# Curing vs Pre-Season New Electric Smoker



## linkkoh (Apr 10, 2018)

Hello,

I have a brand new Electric Smoker (Aldi Brand Range Master).  Looking at the manual it tells me I need to Pre-Season and Also Cure before first use, however the instructions are slightly different for both and I am not sure what to follow

1. Pre-Season
 A. Water bowl in place no water
B. Set to MED for 3 hours
C. During last 45 min add 1 cup of wood chips
D. Shut down and allow to cool

2. Curing
A. Remove water pan from smoker and do not use flavoring wood while curing your smoker (Question: Not sure if that means no wood at all or just not wood that is flavored?!?)
B. Coat interior with oil
C. Plug in (does not specify temp)
D. Cure for 2 hours then unplug an allow to cool and make sure not to scrape or rub during curing/cooling process.

It looks identical to this Masterbuilt and is most likely a re-branded version. https://masterbuilt.com/product/mb20070210-electric-smoker

Thanks for any help, complete newbie here.


----------



## SonnyE (Apr 10, 2018)

Do the pre-season. Simply follow the outline.
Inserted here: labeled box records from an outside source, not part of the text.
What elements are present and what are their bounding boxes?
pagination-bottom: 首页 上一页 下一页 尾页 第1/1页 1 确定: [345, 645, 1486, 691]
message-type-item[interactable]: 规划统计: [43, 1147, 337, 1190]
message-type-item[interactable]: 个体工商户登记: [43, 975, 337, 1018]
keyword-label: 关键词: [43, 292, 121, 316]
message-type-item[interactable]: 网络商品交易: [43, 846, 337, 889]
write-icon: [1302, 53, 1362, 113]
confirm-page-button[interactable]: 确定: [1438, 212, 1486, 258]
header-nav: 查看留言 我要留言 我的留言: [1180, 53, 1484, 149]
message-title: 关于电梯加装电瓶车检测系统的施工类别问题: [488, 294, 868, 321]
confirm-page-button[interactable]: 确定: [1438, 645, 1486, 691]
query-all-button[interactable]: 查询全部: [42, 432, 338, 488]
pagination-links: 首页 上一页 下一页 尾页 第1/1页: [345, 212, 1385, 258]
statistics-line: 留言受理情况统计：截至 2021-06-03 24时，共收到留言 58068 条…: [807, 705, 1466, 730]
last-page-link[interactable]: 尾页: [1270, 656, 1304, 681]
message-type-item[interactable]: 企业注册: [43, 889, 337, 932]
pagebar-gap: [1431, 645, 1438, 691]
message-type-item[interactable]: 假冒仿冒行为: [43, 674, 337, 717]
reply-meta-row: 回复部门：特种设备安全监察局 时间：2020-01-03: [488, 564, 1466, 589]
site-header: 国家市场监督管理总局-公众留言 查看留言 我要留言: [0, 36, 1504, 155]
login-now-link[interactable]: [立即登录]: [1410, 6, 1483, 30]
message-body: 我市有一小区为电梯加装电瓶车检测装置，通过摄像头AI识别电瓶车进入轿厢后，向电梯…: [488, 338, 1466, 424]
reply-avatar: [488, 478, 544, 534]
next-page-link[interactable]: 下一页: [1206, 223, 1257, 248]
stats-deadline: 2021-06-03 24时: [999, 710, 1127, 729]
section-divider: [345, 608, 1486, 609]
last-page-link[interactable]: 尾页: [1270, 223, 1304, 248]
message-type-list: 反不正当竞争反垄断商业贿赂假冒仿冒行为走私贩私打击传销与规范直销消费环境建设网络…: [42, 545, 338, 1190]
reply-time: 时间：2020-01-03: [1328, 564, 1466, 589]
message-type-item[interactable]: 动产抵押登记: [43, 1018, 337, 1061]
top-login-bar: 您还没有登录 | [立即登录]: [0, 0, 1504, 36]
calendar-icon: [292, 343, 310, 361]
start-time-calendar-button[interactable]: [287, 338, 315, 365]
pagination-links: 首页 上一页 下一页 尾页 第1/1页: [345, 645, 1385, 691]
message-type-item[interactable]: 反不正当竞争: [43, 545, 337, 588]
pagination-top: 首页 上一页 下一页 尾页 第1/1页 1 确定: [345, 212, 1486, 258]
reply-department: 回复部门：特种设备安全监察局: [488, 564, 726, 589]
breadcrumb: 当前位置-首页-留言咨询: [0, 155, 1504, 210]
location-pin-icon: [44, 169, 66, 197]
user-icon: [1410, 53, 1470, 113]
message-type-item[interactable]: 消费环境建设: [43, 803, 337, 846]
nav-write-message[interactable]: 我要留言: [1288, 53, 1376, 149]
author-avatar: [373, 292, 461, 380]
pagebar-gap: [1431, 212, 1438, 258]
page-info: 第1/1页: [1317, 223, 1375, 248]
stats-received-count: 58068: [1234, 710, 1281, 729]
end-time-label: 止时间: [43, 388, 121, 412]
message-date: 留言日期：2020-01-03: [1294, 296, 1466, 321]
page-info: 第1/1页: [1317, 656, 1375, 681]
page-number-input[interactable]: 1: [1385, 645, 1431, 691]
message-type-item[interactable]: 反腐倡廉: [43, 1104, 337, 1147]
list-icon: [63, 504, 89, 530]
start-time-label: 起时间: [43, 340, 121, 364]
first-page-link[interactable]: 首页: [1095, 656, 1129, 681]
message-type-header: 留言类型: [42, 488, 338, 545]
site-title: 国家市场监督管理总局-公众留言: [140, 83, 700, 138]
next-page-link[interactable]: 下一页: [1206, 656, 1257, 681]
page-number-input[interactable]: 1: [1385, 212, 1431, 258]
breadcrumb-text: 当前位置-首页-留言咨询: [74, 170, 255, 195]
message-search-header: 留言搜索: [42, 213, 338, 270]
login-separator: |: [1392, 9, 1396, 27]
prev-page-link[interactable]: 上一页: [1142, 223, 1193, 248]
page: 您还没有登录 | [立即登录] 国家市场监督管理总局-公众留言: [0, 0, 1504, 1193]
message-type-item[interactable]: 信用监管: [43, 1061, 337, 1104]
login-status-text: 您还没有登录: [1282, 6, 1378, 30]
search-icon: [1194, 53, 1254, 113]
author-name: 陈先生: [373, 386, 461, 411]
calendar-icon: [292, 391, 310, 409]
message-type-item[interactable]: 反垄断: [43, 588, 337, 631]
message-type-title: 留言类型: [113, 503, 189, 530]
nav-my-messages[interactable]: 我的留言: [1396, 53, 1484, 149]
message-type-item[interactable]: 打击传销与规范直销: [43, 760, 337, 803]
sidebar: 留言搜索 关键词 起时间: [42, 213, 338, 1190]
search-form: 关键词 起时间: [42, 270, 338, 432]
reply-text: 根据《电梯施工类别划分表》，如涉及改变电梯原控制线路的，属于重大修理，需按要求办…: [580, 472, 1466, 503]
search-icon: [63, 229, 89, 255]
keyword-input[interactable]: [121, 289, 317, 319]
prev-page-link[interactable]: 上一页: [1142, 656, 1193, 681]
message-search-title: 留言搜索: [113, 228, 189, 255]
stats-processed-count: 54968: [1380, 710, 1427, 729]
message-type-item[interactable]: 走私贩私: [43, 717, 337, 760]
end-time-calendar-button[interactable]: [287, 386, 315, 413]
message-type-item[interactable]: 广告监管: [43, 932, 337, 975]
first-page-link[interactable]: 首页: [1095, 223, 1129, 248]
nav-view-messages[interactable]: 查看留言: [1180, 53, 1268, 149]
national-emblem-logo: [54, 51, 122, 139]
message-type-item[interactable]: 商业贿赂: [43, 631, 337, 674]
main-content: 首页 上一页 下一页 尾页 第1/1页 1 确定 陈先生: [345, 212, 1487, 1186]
When cool, do the curing. As is vaguely depicted, curing is to give the oven a baked on coating of cooking oil.
Much like curing a cast iron pan, pot, griddle, where it is coated with cooking oil, then put in a hot oven to bake the oil into the cast iron to cure it.
Use highest heat (of the smoker/oven) for the 2 hours.
(Cast iron is 375° in the oven.)

Most, including myself, simply let the oven take on coatings of smoke as it is used. And leave it build on.
But if your suggests curing as a step, use it.

If in doubt, contact customer service for clarification / specifics.

Welcome to SMF. And congratulations on your new smoker!


----------